Today I will be explaining how to work through regression, scatter plots, linear models, histograms, and more!
First, Make sure you attach it so R knows what data set to use.
attach(women)
Starting small: first check out the summary, head, and structure of the data set of women’s heights and weights to get an idea of the data set.
summary(women)
## height weight
## Min. :58.0 Min. :115.0
## 1st Qu.:61.5 1st Qu.:124.5
## Median :65.0 Median :135.0
## Mean :65.0 Mean :136.7
## 3rd Qu.:68.5 3rd Qu.:148.0
## Max. :72.0 Max. :164.0
head(women)
## height weight
## 1 58 115
## 2 59 117
## 3 60 120
## 4 61 123
## 5 62 126
## 6 63 129
str(women)
## 'data.frame': 15 obs. of 2 variables:
## $ height: num 58 59 60 61 62 63 64 65 66 67 ...
## $ weight: num 115 117 120 123 126 129 132 135 139 142 ...
Let’s look at a scatter plot for visual people (like me)
plot(height,weight)
That’s a very beautiful scatterplot! If you don’t like the names and care about grammar, you should rename the variables with capital letters.
plot(height,weight, ylab ="Weight (lb)",
xlab = "Height (inches)",
main = "Figure 1")
The trend seems to be a strong positive correlation as height increases, that weight increases as well. Let’s see how strong the correlation is using linear models and the {lm} command. Name the model whatever you’d like.
mymod <- lm(weight ~ height)
Call up your model.
mymod
##
## Call:
## lm(formula = weight ~ height)
##
## Coefficients:
## (Intercept) height
## -87.52 3.45
This intercept seems off because it is trying to find the data for someone 0 inches tall. We are extrapolating out of our logical data set, so we can’t interpret the intercept.
So, the intercept is -87.52 and the slope is 3.45.
It might help to look at a regression line. You already created a regression model, so you have to write the abline command to create the line in the sctterplot.
plot(height,weight,ylab ="Weight (lb)",xlab = "Height (inches)",main = "Figure 1")
abline(-87.52,3.45)
Great. Now let’s predict some more stuff. Tyype in a line number of a height to see what the corresponding weight would be. Type the line number of the data set, then “weight”.
women[4,"weight"]
## [1] 123
Coefficients might be helpful for interpreting and are a bit clearer to read:
coef(mymod)
## (Intercept) height
## -87.51667 3.45000
You have to check model assumptions to make sure your linear regression is valid. The assumption we will use R for is that the errors have a normal distribution. First, find the residuals and then use a method like a histogram to display the distribution.

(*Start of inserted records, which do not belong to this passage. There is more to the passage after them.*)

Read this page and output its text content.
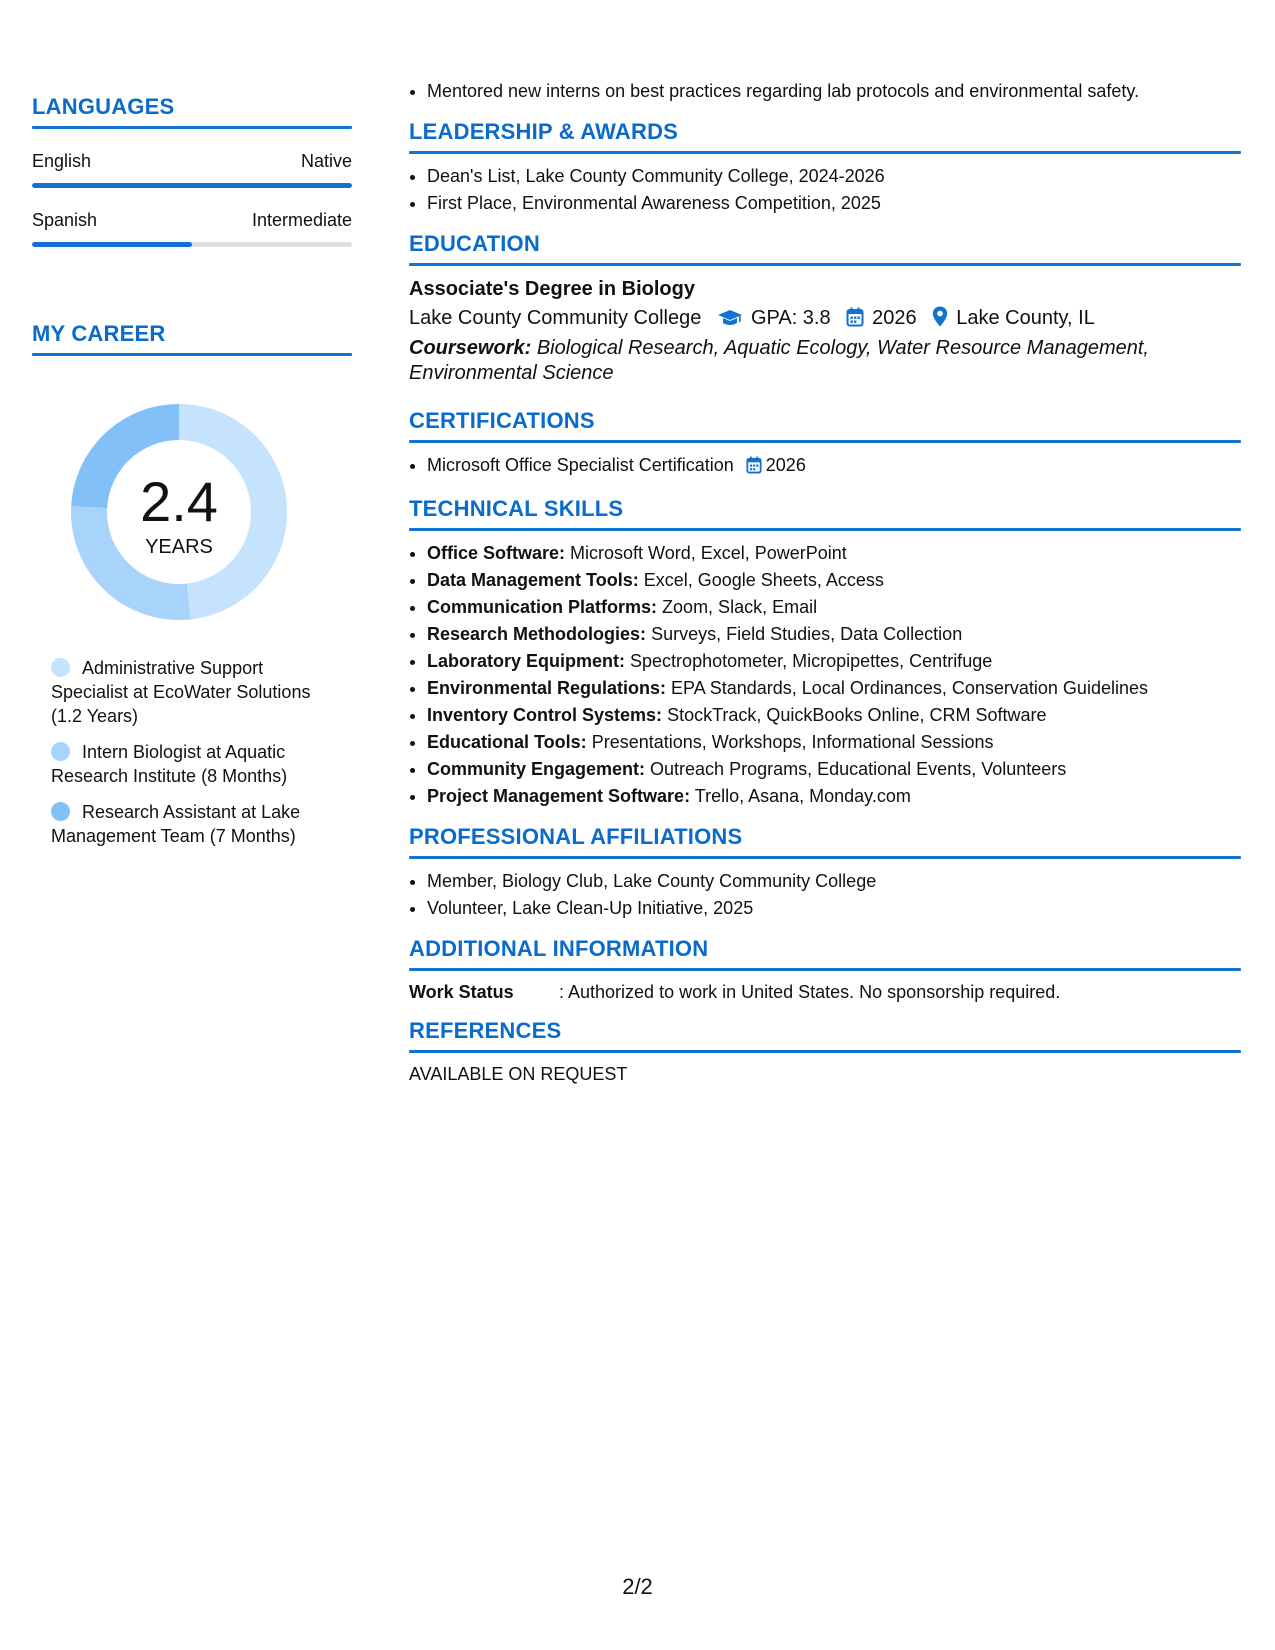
LANGUAGES
English	Native
Spanish	Intermediate
MY CAREER
2.4
YEARS
Administrative Support Specialist at EcoWater Solutions (1.2 Years)
Intern Biologist at Aquatic Research Institute (8 Months)
Research Assistant at Lake Management Team (7 Months)
• Mentored new interns on best practices regarding lab protocols and environmental safety.
LEADERSHIP & AWARDS
• Dean's List, Lake County Community College, 2024-2026
• First Place, Environmental Awareness Competition, 2025
EDUCATION
Associate's Degree in Biology
Lake County Community College GPA: 3.8 2026 Lake County, IL
Coursework: Biological Research, Aquatic Ecology, Water Resource Management, Environmental Science
CERTIFICATIONS
• Microsoft Office Specialist Certification 2026
TECHNICAL SKILLS
• Office Software: Microsoft Word, Excel, PowerPoint
• Data Management Tools: Excel, Google Sheets, Access
• Communication Platforms: Zoom, Slack, Email
• Research Methodologies: Surveys, Field Studies, Data Collection
• Laboratory Equipment: Spectrophotometer, Micropipettes, Centrifuge
• Environmental Regulations: EPA Standards, Local Ordinances, Conservation Guidelines
• Inventory Control Systems: StockTrack, QuickBooks Online, CRM Software
• Educational Tools: Presentations, Workshops, Informational Sessions
• Community Engagement: Outreach Programs, Educational Events, Volunteers
• Project Management Software: Trello, Asana, Monday.com
PROFESSIONAL AFFILIATIONS
• Member, Biology Club, Lake County Community College
• Volunteer, Lake Clean-Up Initiative, 2025
ADDITIONAL INFORMATION
Work Status	: Authorized to work in United States. No sponsorship required.
REFERENCES
AVAILABLE ON REQUEST
2/2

myresids <- mymod$residuals
hist(myresids)
That doesn’t look right… let’s try a qq plot and see how the data is displayed, and also have the straight line to compare them to
qqnorm(myresids)
qqline(myresids)
The points on the ends look like they are much further from the data than the points near the mean. This could be an issue with our data or the model.
Another check is plotting the residuals against the independent variable’s data.
plot(mymod$residuals ~ height)
abline(0,0)
We can definitely say they don’t seem to match up as well as we’d like - maybe gathering more data would help fit the model more.
Looking at the mean square error is improtant and I like it when R does the work for me rather than using the formula from our book.
summary(mymod)
##
## Call:
## lm(formula = weight ~ height)
##
## Residuals:
## Min 1Q Median 3Q Max
## -1.7333 -1.1333 -0.3833 0.7417 3.1167
##
## Coefficients:
## Estimate Std. Error t value Pr(>|t|)
## (Intercept) -87.51667 5.93694 -14.74 1.71e-09 ***
## height 3.45000 0.09114 37.85 1.09e-14 ***
## ---
## Signif. codes: 0 '***' 0.001 '**' 0.01 '*' 0.05 '.' 0.1 ' ' 1
##
## Residual standard error: 1.525 on 13 degrees of freedom
## Multiple R-squared: 0.991, Adjusted R-squared: 0.9903
## F-statistic: 1433 on 1 and 13 DF, p-value: 1.091e-14
There’s so much information in this - the number of degrees of freedom, the quartiles, the intercepts, residual standard error, etc. It’s a great thing to have because it saves your time and eliminates lots of risk of human calculation error.